Kollarımdaki morluklar yeni solmuştu, yüzümdeki yaraları ise kolayca makyaj ile kapatabiliyordum. Ama yine de beni incitme ihtiyacını duyuyordu - bana attığı sinirli ve nefret dolu bakışlarından bunu anlayabiliyordum. Bu geceden sonra bana tekrardan kötü davranacağını, döveceğini ve hakaret edeceğini çok iyi biliyordum.

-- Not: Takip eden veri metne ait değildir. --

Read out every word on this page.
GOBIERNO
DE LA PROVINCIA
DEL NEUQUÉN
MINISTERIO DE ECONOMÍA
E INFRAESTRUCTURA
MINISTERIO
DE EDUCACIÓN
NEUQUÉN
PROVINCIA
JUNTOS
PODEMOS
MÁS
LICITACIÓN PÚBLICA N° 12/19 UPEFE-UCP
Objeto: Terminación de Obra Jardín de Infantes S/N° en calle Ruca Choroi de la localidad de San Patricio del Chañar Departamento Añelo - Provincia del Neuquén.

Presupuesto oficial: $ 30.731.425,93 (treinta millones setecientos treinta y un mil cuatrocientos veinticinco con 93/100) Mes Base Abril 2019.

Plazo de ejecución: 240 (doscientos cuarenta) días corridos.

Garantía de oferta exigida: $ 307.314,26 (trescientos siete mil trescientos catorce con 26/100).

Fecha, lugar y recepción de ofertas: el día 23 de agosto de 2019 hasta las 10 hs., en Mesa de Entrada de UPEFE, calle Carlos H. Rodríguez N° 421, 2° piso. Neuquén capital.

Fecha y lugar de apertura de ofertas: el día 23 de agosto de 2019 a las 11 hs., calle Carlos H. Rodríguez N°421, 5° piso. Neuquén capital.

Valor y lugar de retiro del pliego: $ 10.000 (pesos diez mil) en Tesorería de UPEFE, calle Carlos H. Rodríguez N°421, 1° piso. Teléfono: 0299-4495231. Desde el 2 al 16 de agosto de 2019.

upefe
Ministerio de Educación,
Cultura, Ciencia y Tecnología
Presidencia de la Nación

„Ben hazırım.", diye mırıldandım ve çantamı alarak tolgaya yaklaştım. Tolga hiçbir şey demeden olduğu yerde duruyordu. Dövecek miydi? Yoksa sakinleşmeye mı çalışıyordu? Sinirli yüz ifadesi biraz olsun normalde dönmüştü. En azından önceki kadar kötü değildi. „Çok güzel olmuşsun, kırmızı yakışmış.", diyerek bana doğru bir adım attı, Tolganın gözleri ise bedenimi baştan aşağıya süzüyordu. Uzun zamandır bu kadar yakın olmamıştık. En son önümde böyle durduğunda ise beni dövmüştü. Yere bakıyordum... „Teşekkür ederim, yaz festivali var diye özen göstermek istedim. Hem annem de orada olacak.", diyerek bir açıklama yapmaya çalıştım. Tolga ise çenemi inatla kaldırıp gözlerimin içine bakıyordu. Gözleri ile tüm vücudumda gezdiğinde ise tüylerim diken diken olmuştu. Bir şey fark etmiş olabileceğini düşündüğümde ise içimi bir korku sarmıştı. Onun için asla böyle giyinmeyeceğimi biliyordu.

Ayaz ile aramızda hiçbir şey olmamasına rağmen kalbim ayazın bana dokunmasını özlüyordu. „Pekala.", dediğinde  ise içimde yayılan rahatlamayı hissettim.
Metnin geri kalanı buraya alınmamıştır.